Read more: 'I wish I had not looked away': Grossman's texts show she was distracted before crash

This determination is made after the body is examined in an autopsy and an additional investigation is done, said Iain M. McIntyre, a forensic toxicologist consultant who previously worked for almost 20 years at the San Diego County Medical Examiner's office.

“Often times the manner of death is not obvious even after the autopsy," McIntyre said.

How is that different from cause of death?

“The cause of death is most often the medical reason why the person died, ...or what actually is responsible for the death,” McIntyre said. This is usually quite clear from the autopsy, he said, unlike the manner of death, which often takes more time.

“The manner of death can take a while if the circumstance is not very clear,” Upko said.

While there are only five options for the manner of death, there are many options for the cause of death — often with multiple reasons contributing to a death.

How do forensic pathologists make such a decision?

“Once you determine the cause of death, that’s the first step, then manner of death is the second step,” Ukpo said.

McIntyre said the medical examiner will consider everything available.

"Hospital records, police reports, reports from their own investigators, toxicology, histology reports," McIntyre said, "and obviously autopsy findings."

Medical examiners do their own independent investigation to determine the manner of death, but Upko said investigators can also consider police reports or other investigative information.

“Ideally, what we’re supposed to do is independently investigate and look at the body on our own," Upko said. But, he said “we can gather information from [a law enforcement] investigation as well."

Cases in which an injury led to a death can make determining the manner of death challenging, the experts said, especially when trying to distinguish between an accident or a homicide.

“You can’t make a determination just from the physical injury,” McIntyre said.

McIntyre and Upko both said a manner-of-death determination can change if new information later becomes available.

Upko said videos can also be relevant to such an investigation, but he called that very rare.
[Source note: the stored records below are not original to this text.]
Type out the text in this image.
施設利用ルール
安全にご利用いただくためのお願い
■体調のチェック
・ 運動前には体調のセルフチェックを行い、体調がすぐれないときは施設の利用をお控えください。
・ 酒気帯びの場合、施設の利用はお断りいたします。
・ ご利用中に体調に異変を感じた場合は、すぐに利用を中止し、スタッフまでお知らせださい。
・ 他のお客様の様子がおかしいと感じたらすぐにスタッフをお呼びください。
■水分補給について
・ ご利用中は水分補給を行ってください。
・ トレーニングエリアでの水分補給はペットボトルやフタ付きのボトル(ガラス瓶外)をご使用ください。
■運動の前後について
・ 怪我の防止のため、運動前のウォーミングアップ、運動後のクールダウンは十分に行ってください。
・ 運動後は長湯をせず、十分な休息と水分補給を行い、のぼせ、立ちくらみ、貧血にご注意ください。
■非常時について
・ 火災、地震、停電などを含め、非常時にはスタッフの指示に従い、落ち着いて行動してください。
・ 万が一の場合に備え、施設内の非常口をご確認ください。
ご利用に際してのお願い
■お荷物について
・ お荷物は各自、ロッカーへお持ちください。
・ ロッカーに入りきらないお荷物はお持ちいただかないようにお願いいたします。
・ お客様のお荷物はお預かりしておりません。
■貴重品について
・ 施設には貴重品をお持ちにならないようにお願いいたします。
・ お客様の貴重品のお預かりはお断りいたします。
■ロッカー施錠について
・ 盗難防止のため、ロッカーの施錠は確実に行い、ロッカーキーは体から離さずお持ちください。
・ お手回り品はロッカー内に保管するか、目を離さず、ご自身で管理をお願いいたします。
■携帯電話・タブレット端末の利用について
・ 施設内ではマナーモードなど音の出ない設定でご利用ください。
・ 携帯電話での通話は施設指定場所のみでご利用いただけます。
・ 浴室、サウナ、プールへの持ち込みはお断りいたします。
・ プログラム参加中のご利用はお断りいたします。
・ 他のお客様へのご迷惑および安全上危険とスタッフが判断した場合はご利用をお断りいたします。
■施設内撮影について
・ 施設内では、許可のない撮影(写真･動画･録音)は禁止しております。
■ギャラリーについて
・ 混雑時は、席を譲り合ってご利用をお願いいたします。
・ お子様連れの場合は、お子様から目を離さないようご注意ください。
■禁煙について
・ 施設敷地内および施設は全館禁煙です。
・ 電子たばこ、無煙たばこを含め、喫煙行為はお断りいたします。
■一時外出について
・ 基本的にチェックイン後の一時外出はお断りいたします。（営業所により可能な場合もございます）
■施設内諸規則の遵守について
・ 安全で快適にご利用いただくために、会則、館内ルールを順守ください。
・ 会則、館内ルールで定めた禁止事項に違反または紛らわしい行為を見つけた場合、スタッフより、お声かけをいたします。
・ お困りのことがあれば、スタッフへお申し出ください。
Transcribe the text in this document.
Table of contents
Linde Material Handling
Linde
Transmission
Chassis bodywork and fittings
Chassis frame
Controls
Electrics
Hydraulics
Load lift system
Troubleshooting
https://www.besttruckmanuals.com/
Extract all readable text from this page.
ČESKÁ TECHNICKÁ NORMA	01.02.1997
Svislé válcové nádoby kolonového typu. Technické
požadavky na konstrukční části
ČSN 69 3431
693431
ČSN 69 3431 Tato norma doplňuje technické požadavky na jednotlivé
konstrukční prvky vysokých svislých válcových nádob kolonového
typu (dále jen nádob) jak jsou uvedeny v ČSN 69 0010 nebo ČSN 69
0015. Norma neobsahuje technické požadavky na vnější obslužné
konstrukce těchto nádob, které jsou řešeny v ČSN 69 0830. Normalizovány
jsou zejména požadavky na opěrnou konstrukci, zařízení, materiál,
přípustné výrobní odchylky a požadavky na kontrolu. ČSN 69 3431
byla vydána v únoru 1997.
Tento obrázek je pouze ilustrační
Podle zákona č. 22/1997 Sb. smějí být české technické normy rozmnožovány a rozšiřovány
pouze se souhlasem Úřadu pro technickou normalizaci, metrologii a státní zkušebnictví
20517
He declined to say whether investigators reviewed video in Shaylee's probe.

How is that determination used?

Both experts said it's important to understand that the manner of death is a medical determination, not a legal one. So law enforcement and prosecutors can use the medical examiner's findings in their cases, but that doesn't determine what happens in the criminal justice system.

“The legal system works differently," McIntyre said. For example, the manner of death could be ruled a homicide, but it may not be a crime — such as in cases of self defense.

There are also ways an accidental death could result in someone being held criminally responsible or liable in civil court, such as an overdose death in which officials prosecute the drug dealer.